Use ``--environment`` (CLI) or ``environment=...`` (Python API) to select the
archive backend:

- **PDR**: Public Data Release archive.
- **IDR**: Internal Data Release archive (consortium access).
- **OTF**: On-the-fly archive environment.
- **REG**: Regression/testing archive environment.
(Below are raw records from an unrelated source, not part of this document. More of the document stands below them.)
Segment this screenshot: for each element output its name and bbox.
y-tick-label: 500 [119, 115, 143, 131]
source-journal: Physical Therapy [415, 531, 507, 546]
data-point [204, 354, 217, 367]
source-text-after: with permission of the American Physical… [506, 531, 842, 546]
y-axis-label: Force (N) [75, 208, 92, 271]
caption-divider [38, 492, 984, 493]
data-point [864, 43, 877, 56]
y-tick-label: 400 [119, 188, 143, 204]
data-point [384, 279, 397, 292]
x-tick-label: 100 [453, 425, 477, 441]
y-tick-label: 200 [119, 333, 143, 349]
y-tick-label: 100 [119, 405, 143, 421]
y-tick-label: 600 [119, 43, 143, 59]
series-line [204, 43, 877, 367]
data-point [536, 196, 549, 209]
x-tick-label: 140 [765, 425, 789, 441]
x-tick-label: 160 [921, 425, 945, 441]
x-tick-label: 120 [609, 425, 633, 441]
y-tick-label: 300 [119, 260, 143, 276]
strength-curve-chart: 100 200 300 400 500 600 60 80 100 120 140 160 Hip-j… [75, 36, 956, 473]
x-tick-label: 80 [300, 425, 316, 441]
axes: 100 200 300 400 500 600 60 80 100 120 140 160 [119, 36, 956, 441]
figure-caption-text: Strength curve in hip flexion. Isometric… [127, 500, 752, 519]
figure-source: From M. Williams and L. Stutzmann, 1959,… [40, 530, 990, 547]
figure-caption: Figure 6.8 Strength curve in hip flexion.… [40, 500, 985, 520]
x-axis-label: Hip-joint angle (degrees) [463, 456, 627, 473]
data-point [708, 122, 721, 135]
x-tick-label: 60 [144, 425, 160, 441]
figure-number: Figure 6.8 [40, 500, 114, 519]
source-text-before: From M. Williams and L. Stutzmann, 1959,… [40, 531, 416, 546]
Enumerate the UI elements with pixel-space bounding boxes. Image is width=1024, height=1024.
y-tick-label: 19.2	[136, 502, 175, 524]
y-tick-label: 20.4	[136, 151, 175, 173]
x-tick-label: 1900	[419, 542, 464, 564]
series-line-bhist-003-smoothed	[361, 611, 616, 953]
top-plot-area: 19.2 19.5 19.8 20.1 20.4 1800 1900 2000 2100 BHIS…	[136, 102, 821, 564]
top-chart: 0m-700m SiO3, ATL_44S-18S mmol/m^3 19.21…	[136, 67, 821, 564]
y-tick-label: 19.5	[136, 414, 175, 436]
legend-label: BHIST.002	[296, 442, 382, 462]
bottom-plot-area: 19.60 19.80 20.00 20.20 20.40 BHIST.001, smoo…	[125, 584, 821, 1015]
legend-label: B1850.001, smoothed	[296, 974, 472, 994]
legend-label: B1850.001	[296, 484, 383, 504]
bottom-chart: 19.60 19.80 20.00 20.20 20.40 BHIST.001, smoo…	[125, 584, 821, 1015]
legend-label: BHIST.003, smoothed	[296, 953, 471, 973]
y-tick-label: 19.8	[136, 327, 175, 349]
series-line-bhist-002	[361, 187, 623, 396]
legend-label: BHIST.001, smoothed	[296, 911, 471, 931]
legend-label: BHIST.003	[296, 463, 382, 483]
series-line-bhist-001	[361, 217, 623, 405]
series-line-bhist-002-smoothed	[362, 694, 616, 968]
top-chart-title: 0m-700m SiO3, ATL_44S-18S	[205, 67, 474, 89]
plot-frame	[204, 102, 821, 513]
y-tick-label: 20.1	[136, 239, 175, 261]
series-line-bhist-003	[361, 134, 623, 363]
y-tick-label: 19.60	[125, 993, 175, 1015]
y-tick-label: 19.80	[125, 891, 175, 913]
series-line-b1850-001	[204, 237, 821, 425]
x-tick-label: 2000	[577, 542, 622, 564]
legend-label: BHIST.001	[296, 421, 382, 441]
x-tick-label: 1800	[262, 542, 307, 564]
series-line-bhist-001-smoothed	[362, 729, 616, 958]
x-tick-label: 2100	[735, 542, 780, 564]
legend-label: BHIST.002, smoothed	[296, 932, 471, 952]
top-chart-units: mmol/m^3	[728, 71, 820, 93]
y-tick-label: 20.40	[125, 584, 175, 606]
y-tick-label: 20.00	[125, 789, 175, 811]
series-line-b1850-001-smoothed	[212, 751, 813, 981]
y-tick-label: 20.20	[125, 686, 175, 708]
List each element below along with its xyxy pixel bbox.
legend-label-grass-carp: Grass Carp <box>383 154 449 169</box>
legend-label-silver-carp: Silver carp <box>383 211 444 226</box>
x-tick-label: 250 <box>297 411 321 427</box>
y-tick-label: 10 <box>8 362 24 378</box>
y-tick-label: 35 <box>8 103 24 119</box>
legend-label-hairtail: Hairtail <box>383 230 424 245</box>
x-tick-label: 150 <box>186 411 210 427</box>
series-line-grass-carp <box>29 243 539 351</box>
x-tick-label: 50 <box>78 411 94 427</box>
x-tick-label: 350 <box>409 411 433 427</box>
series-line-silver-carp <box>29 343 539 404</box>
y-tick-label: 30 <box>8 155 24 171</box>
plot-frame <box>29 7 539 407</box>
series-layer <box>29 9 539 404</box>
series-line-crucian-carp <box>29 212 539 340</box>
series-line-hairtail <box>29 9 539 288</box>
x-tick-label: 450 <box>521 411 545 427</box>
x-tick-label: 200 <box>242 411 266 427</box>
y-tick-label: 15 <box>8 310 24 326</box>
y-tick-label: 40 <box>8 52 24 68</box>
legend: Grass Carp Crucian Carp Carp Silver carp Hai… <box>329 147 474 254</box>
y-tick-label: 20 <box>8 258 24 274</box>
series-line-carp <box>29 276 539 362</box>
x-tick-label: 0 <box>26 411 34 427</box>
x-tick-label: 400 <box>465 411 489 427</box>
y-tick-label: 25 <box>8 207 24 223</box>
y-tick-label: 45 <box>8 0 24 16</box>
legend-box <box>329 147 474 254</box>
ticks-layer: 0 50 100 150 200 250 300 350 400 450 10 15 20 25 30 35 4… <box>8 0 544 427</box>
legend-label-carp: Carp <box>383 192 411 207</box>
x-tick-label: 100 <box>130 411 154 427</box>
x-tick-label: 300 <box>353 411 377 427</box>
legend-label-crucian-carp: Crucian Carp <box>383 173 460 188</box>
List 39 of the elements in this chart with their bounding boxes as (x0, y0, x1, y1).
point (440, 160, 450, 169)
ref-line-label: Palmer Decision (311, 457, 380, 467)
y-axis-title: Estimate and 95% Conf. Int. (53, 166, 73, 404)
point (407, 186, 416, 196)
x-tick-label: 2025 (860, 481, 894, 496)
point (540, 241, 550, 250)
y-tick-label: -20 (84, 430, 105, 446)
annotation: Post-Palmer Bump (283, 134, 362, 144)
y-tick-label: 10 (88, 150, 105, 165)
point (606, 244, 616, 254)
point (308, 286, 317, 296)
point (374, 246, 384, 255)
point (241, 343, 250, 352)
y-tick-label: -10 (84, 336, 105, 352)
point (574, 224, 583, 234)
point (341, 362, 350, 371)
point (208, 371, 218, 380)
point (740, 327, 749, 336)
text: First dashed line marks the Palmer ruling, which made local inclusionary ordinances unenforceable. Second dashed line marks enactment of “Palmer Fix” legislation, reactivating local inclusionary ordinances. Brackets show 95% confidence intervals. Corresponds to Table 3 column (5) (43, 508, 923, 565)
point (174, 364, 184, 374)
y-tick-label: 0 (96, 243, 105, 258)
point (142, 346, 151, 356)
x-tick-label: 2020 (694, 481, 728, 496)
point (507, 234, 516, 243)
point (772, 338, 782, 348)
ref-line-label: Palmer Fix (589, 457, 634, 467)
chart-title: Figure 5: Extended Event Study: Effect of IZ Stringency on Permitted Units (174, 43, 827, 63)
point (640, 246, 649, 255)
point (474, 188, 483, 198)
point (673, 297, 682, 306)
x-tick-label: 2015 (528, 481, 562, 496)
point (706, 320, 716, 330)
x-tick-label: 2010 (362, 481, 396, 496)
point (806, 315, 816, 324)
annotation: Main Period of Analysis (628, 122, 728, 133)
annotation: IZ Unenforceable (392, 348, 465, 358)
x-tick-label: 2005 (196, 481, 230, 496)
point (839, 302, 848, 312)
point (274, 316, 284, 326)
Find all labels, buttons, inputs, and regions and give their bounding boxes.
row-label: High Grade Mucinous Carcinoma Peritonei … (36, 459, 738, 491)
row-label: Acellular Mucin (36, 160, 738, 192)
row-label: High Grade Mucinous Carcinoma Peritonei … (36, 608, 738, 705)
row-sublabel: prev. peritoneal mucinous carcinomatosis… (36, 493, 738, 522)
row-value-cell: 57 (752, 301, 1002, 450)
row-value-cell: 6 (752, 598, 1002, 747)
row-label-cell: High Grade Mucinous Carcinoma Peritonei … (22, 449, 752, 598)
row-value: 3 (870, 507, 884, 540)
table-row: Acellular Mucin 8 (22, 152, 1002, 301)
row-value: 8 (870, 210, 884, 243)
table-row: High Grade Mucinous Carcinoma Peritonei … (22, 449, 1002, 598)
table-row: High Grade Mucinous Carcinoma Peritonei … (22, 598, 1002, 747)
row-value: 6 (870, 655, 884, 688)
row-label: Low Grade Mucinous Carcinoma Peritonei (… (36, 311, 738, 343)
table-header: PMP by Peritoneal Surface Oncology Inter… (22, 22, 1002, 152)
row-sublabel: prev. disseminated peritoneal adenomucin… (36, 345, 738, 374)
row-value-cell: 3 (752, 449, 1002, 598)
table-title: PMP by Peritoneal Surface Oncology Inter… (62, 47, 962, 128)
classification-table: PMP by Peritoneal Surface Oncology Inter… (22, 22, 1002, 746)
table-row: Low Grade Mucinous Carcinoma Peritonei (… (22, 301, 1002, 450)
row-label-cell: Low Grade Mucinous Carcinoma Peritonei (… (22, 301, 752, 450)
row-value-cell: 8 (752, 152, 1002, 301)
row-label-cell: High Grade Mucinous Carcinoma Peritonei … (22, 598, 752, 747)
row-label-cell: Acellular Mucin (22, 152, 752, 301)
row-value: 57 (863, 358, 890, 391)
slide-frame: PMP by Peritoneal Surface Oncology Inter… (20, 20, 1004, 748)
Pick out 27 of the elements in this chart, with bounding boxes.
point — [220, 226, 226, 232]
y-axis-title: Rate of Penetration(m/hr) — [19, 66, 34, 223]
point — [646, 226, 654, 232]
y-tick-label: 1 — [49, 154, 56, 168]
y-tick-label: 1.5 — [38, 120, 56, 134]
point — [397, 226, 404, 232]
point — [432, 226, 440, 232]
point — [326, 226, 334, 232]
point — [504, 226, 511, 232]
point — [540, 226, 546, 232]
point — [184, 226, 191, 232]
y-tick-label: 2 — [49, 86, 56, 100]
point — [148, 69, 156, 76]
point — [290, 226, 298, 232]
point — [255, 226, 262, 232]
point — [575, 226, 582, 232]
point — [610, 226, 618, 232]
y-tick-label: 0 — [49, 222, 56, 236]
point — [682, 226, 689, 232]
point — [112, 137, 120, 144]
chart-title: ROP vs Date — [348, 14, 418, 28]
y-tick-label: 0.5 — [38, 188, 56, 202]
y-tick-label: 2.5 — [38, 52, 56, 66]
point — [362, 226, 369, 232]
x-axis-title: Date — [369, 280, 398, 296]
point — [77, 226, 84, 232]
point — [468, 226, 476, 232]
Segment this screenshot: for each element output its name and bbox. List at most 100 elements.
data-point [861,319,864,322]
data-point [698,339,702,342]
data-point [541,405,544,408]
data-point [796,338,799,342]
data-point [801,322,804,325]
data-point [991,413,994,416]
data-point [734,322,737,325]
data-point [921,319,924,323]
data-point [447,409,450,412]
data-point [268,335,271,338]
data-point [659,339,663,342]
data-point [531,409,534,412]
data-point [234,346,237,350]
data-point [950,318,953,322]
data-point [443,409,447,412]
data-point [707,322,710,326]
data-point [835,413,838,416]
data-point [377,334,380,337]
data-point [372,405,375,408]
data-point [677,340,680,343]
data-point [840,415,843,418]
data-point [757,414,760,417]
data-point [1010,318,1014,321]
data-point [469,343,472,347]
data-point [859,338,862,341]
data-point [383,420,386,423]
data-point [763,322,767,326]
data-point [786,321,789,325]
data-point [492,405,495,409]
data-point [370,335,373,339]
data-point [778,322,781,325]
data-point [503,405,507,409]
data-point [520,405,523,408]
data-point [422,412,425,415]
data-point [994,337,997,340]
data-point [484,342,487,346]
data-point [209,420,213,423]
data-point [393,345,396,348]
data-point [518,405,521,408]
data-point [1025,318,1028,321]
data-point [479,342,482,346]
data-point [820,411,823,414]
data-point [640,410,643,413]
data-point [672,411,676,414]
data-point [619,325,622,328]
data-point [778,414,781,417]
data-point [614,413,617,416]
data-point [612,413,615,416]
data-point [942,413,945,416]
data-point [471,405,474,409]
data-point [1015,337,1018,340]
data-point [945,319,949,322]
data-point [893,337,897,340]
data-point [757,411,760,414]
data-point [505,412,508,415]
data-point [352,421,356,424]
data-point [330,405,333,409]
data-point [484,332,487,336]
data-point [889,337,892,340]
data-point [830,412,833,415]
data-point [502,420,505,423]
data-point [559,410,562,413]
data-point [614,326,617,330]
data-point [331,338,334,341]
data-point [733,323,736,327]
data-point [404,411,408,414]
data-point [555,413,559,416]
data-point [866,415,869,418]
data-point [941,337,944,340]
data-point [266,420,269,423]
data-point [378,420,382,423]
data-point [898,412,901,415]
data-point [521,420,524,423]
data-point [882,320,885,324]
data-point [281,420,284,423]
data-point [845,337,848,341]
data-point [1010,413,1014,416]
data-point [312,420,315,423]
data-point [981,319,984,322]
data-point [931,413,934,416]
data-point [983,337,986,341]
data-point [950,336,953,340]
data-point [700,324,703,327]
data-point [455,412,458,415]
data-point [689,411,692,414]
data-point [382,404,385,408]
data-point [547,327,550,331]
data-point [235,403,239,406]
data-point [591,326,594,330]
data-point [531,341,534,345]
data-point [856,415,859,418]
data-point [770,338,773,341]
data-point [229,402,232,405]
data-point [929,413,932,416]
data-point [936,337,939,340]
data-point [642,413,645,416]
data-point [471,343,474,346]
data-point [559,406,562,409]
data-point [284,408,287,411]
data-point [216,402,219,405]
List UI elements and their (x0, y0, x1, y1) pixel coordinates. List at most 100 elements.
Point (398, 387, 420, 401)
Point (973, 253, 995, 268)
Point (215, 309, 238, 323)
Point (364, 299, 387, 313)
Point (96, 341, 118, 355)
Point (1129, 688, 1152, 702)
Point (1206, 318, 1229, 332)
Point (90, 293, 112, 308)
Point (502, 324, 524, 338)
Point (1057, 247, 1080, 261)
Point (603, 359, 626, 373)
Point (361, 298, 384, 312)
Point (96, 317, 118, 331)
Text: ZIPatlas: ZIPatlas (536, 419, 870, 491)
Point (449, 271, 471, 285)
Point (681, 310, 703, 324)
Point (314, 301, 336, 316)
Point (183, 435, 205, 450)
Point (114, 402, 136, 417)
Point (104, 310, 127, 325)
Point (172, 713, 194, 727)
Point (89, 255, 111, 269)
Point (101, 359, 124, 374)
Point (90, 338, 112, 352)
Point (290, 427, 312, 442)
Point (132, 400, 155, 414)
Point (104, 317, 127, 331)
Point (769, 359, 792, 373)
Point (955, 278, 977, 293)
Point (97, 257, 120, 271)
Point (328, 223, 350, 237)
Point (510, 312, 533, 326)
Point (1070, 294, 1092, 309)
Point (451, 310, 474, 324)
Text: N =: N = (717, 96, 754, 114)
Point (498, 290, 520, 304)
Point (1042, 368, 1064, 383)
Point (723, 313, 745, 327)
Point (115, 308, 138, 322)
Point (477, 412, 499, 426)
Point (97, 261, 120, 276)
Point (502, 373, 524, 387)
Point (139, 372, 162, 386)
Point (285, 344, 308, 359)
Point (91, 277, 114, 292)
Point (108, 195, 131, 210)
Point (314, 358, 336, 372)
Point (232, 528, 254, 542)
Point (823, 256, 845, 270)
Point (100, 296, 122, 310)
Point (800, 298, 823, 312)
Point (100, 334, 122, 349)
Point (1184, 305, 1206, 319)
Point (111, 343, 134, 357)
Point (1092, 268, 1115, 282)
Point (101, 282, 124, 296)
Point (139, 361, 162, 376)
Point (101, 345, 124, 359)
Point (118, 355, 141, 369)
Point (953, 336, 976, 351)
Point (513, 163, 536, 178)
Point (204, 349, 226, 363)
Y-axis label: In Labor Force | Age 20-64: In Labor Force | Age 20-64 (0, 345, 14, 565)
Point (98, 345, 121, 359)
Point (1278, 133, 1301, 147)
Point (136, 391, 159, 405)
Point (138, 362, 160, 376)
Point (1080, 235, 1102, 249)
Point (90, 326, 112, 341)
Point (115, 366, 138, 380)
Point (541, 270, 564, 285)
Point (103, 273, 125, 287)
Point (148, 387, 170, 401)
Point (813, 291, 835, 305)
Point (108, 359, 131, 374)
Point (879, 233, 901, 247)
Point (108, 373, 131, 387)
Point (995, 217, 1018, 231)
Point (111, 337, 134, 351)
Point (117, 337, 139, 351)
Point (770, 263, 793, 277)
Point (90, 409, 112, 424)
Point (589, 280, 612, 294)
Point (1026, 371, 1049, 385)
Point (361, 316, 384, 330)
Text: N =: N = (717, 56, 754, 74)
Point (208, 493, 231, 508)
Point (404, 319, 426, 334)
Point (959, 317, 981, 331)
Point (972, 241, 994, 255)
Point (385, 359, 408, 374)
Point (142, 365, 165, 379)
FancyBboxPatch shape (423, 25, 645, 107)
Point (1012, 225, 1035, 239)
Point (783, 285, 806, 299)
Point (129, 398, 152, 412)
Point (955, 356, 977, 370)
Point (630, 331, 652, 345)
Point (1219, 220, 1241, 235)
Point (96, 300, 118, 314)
For **IDR**, you can also select the field with ``--idr-field``:

- **WIDE**: Uses the IDR WIDE MER catalogue.
- **DEEP**: Uses the IDR DEEP MER catalogue.

Examples:

```bash
# IDR WIDE (default IDR field)
euclidkit crossmatch \
  --input my_sources.fits \
  --output xmatch_wide.fits \
  --environment IDR \
  --idr-field WIDE

# IDR DEEP
euclidkit crossmatch \
  --input my_sources.fits \
  --output xmatch_deep.fits \
  --environment IDR \
  --idr-field DEEP
```

## Contributing

1. Fork the repository
2. Create a feature branch (`git checkout -b feature/amazing-feature`)
3. Commit your changes (`git commit -m 'Add amazing feature'`)
4. Push to the branch (`git push origin feature/amazing-feature`)
5. Open a Pull Request

## Documentation

For detailed documentation and examples, visit:
- [euclidkit docs](https://euclidkit.readthedocs.io/en/latest/index.html)
- [Package Documentation](https://github.com/rudolffu/euclidkit/docs)
- [Euclid Science Archive](https://s2e2.cosmos.esa.int/www/euclid_iscience/Public_User_Guide.html)
- [astroquery.esa.euclid](https://astroquery.readthedocs.io/en/latest/esa/euclid/euclid.html)

## Support

- **Issues**: [GitHub Issues](https://github.com/rudolffu/euclidkit/issues)
- **Discussions**: [GitHub Discussions](https://github.com/rudolffu/euclidkit/discussions)
- **Email**: fuympku@outlook.com

## Author

**Yuming Fu** ([@rudolffu](https://github.com/rudolffu))
- Email: fuympku@outlook.com
- GitHub: https://github.com/rudolffu/euclidkit

## License

This project is licensed under the BSD 3-Clause License - see the [LICENSE](LICENSE) file for details.

## Acknowledgments

- ESA Euclid Mission and Euclid Consortium
- ESA Datalabs and Euclid Data Space infrastructure team
- Astropy and astroquery communities

## Changelog

### Latest Changes

- **Spectroscopic Pipeline**: Complete pipeline for accessing and combining Euclid spectra
- **CLI Integration**: Added `--combine-output` option to `query-spectra` command
- **TAP Upload**: Improved query performance using TAP table uploads
- **FITS Compilation**: Efficient multi-extension FITS file creation
- **Error Handling**: Robust handling of long filenames and missing data

See [CHANGELOG.md](CHANGELOG.md) for detailed version history.